So how does this affect our posture and general physiology? We already know rounded shoulders and forward head posture is common for people using devices. What happens to our bodies in this posture and how do we manage these changes? We can’t always: "take a break, stand up from our desk, and go outside.” These are less viable solutions as we’re more dependent on our phones for everyday life and work. Since this is unlikely to diminish, we should work with this evolution, not against it.
Many articles will advise ergonomic computer setups, and though we aren’t perfect, we are best at adjusting our monitor, chair, and desk. But, how do we adjust our posture while using a phone, tablet, or TV?
Your phone is difficult to adjust—it’s made to use while standing, sitting, or walking, so it doesn’t have a mouse and keyboard. If you add any other gadgets or tools it limits the portability. Still, you should invest in a holder or stand for your phone when keeping it stationary for a prolonged period. If you can’t prop it up, here are some posture tips:
Raise your phone to eye level. This reduces the strain on upper neck muscles and diminishes compression on the neck vertebrae.
Alternate your hands while holding the phone—overuse of one arm can lead to tendonitis and other injuries.
Use headphones to reduce the awkward rounded shoulder and forward head posture that we all go into talking on the phone.
Treat tablets like larger phones. Follow the tips for phones even more, and apply these tablet specific ones as well:
Invest in an external keyboard if you type on your tablet. Tablets aren’t set up for you to type and look at the screen comfortably, so it’ll force you to over-round your shoulders and to tilt your head down.
Change the placement of the tablet when watching videos. Consistently placing the tablet to your right side and spending hours with a slight rotation will cause an imbalance in joint position and muscle length, impairing your posture over time.
TVs are the final culprit for prolonged sitting and screen time. It’s difficult to change the position of the TV itself, as it is a large device. So, you’ll need to adjust your posture and positioning. These aren’t always the most comfortable postures, but they’re tremendously beneficial for you in the long run.
Sit all the way back with your entire back flat against the back of the couch.

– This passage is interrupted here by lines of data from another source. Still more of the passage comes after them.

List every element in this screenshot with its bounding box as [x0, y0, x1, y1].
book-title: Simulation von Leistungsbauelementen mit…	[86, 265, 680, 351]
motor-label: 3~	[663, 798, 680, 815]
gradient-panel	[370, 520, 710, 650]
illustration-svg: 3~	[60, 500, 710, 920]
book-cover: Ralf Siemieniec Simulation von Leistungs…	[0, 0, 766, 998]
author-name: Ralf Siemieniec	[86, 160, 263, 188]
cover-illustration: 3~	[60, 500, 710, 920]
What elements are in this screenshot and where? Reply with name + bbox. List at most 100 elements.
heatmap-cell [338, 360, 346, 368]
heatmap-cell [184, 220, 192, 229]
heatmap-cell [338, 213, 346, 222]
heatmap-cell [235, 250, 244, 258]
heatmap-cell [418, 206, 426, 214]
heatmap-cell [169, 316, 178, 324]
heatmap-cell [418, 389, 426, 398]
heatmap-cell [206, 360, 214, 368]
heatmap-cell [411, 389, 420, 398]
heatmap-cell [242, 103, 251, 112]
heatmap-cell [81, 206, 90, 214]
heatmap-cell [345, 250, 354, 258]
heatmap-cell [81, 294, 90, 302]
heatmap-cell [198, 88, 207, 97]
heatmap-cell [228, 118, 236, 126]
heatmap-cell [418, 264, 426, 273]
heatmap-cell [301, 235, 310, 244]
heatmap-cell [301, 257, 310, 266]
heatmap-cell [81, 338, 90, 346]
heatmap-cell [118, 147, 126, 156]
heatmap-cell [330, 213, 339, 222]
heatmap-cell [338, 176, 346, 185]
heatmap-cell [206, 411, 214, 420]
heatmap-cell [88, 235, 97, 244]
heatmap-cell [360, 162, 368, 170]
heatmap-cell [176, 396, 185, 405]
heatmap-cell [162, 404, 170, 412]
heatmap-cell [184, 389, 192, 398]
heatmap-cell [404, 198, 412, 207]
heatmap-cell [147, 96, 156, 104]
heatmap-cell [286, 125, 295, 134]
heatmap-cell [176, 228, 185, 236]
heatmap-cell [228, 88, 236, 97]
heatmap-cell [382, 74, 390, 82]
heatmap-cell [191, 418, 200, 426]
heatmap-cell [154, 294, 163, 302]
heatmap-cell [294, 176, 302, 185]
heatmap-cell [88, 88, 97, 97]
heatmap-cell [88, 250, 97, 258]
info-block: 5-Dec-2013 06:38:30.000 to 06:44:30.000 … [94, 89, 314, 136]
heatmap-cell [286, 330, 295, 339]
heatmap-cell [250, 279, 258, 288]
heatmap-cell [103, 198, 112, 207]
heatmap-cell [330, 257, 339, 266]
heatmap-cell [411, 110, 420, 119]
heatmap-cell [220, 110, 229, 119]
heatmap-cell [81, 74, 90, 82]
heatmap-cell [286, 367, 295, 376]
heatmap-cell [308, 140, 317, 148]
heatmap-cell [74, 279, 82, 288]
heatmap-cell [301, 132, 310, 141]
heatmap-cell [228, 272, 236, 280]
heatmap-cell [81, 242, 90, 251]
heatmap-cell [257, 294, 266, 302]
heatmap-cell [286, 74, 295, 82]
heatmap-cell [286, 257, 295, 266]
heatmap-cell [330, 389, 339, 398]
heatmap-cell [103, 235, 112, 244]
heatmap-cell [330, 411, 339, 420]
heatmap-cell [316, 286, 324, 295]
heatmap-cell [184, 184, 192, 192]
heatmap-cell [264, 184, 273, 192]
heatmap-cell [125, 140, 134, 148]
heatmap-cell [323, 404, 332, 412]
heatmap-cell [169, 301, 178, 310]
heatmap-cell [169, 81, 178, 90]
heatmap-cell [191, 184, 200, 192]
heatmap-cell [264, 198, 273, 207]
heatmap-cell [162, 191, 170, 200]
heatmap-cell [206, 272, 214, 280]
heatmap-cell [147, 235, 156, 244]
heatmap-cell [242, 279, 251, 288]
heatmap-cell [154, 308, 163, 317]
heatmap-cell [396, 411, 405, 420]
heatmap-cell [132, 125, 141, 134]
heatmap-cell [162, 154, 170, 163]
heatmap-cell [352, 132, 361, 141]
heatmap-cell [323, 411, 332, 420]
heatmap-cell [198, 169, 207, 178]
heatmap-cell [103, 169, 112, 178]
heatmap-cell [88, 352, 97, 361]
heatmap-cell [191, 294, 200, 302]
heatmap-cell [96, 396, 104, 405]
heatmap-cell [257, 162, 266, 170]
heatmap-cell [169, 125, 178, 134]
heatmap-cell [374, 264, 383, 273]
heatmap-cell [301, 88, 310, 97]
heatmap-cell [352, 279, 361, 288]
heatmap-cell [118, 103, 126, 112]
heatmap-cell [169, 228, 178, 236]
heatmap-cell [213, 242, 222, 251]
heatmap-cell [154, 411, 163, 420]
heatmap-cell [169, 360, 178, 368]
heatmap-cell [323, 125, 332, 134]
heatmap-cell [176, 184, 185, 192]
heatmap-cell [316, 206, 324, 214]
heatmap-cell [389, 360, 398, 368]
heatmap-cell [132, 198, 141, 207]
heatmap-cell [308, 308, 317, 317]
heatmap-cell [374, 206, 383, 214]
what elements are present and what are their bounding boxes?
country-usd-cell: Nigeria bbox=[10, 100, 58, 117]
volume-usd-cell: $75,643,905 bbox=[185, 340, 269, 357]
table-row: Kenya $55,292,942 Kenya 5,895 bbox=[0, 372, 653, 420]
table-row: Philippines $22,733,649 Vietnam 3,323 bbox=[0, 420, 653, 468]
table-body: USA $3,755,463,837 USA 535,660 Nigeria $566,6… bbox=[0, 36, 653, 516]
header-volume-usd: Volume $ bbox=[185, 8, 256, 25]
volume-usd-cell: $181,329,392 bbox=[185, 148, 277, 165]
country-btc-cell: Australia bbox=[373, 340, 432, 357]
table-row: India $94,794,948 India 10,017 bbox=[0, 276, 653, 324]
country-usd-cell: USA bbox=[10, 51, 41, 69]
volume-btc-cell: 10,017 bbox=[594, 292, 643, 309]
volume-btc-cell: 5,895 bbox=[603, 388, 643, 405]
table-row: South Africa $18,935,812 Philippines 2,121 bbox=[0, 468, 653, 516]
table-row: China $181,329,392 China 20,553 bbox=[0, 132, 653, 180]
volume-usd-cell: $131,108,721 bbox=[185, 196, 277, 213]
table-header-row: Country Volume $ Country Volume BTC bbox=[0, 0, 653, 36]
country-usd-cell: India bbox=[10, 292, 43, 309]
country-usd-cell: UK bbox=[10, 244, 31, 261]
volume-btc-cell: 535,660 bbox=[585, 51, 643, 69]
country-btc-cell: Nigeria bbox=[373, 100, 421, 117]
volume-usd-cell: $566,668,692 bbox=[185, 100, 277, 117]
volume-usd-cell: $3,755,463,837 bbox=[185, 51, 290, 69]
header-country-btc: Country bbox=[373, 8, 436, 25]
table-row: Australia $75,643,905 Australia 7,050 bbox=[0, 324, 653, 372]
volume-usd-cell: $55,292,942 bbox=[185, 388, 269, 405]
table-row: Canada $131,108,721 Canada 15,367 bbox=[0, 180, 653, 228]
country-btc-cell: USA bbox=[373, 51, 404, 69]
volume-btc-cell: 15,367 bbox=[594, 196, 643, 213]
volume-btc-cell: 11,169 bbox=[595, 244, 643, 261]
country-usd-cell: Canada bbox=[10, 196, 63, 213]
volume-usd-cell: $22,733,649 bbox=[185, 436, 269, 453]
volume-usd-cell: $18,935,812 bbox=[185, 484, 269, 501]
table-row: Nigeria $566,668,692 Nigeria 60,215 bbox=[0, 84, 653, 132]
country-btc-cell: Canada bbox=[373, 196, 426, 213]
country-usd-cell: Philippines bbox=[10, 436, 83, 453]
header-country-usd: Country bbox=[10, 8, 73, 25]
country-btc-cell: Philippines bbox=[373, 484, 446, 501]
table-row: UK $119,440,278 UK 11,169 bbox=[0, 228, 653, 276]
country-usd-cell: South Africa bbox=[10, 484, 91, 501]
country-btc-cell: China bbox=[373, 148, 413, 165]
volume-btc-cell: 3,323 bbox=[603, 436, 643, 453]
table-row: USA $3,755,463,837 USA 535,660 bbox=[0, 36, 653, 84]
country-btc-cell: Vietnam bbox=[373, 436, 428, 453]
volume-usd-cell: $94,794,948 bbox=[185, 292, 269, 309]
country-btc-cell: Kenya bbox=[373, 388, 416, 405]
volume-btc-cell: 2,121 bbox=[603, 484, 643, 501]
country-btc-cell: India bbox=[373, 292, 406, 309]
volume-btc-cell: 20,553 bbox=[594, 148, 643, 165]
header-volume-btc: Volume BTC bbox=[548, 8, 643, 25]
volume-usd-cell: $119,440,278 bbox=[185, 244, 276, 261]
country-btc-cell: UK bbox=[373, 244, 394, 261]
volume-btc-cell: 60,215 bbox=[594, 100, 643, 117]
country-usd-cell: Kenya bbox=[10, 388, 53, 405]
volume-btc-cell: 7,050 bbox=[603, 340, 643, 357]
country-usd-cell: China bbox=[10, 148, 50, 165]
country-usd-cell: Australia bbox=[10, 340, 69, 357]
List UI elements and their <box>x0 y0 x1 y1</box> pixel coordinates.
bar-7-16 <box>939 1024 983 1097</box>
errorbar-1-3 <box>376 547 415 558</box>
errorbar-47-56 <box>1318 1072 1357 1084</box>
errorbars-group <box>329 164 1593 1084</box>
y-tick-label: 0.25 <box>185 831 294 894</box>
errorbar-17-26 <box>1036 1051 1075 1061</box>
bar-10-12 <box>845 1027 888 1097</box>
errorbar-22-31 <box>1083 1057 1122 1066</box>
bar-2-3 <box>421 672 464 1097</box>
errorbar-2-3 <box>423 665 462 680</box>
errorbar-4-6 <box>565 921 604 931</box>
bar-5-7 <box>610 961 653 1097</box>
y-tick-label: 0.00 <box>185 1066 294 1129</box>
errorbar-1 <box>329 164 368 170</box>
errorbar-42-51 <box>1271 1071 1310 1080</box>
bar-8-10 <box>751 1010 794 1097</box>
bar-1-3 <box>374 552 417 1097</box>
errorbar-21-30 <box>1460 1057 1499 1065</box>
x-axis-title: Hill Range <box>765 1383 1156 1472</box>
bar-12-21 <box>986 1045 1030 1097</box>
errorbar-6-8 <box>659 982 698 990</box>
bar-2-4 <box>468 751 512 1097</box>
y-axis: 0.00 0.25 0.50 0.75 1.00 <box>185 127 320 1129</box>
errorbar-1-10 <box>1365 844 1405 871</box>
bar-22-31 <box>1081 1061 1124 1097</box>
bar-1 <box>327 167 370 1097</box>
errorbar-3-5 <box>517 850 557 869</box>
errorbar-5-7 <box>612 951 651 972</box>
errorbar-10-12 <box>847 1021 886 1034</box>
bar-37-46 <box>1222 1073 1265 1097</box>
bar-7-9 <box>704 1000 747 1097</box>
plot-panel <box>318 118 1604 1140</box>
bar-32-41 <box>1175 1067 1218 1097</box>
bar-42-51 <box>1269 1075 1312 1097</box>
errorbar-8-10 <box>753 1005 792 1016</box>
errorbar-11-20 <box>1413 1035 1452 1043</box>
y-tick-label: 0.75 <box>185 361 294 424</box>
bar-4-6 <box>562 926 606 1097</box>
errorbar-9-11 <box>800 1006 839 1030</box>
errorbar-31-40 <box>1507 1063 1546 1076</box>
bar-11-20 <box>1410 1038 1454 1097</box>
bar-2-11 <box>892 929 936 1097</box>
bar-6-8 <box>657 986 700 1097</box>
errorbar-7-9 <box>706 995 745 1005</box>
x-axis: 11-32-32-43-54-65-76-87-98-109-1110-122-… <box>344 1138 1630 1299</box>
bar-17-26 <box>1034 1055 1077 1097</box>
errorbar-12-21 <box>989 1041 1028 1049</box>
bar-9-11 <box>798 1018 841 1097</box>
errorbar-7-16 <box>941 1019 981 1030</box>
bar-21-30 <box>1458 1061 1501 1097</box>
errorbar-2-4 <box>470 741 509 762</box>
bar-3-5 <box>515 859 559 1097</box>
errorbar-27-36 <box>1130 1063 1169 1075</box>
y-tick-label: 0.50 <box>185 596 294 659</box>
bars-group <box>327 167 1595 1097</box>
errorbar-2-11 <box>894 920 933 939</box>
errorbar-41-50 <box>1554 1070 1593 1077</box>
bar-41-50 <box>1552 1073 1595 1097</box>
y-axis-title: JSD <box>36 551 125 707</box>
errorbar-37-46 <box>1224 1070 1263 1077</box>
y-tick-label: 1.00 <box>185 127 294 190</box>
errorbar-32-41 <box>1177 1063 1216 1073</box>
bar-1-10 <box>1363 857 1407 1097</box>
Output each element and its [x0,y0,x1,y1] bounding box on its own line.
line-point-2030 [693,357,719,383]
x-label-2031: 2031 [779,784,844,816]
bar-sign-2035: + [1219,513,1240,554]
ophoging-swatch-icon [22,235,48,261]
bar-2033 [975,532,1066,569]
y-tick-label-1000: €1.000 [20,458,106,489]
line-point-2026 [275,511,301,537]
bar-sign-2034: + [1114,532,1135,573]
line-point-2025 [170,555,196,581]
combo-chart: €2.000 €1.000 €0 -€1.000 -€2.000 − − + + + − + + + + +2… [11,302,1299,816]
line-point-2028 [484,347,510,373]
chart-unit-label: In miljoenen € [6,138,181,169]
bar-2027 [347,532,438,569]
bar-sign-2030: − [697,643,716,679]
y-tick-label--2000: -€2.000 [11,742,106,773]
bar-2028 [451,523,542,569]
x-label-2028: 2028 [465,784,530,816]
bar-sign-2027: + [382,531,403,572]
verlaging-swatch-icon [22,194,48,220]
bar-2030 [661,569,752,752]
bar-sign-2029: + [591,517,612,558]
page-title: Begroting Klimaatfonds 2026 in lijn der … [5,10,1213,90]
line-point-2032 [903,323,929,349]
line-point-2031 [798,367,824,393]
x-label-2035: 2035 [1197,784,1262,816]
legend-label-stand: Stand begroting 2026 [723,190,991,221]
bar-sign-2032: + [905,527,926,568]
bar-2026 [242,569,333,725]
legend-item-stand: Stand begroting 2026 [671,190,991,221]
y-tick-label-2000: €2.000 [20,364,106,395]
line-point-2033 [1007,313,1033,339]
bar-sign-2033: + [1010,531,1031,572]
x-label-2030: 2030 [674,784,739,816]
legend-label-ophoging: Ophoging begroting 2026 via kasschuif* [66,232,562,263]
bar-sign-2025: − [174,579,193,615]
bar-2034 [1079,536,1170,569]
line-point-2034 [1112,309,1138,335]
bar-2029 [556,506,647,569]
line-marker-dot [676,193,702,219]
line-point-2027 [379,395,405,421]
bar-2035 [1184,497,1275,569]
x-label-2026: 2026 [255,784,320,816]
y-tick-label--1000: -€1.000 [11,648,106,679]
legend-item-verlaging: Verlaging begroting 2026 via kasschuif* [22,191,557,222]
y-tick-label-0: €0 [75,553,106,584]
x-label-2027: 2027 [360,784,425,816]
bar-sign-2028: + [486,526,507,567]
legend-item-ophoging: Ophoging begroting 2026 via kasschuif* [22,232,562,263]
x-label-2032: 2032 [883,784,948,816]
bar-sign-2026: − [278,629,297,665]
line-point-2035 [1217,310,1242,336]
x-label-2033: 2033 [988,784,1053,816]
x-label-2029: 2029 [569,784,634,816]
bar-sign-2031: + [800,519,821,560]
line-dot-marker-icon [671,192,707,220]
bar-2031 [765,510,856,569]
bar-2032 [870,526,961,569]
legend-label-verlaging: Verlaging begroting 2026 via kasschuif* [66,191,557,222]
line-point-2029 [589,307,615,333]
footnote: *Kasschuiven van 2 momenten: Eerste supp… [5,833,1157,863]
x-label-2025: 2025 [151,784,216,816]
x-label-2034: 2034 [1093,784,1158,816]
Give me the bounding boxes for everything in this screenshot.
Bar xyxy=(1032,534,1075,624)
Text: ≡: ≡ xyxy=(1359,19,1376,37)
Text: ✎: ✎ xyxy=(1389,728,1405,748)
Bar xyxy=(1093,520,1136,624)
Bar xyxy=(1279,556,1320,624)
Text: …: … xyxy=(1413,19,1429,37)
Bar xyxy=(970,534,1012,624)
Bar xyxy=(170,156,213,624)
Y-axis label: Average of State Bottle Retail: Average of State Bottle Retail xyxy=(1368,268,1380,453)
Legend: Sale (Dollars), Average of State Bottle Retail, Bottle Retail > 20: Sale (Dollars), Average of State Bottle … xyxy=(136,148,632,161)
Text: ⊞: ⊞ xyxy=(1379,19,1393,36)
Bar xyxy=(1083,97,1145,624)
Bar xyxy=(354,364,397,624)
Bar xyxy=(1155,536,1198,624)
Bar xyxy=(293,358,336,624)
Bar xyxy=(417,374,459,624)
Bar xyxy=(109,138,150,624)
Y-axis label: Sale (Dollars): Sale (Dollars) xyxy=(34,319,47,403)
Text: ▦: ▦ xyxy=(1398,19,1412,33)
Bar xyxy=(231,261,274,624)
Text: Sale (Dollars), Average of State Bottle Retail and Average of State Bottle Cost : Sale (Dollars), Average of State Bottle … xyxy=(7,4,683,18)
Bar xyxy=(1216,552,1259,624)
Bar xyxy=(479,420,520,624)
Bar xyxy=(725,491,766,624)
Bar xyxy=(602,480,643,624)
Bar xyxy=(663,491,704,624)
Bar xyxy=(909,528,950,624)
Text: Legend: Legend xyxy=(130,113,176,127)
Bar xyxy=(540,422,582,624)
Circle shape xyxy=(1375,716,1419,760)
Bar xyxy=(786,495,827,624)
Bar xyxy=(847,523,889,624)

When you lean back with your bottom slightly forward, you create a small gap between your low back and the couch, which strains your low back muscles.
Set up a standing viewing station, like standing at a tall table. Don’t watch TV here all the time, just try to break up your sitting to crucially help your posture.
Consider finding ways to move and watch TV. Get up and do a chore during commercial breaks. Make a game out of standing up every time a character says a specific phrase!
Prolonged sitting has an immediate effect on our body—plus, we’re forcing ourselves into limited mobility, flexibility, and health while using devices. Apply some of these tips, alter your postures, and stay healthier longer.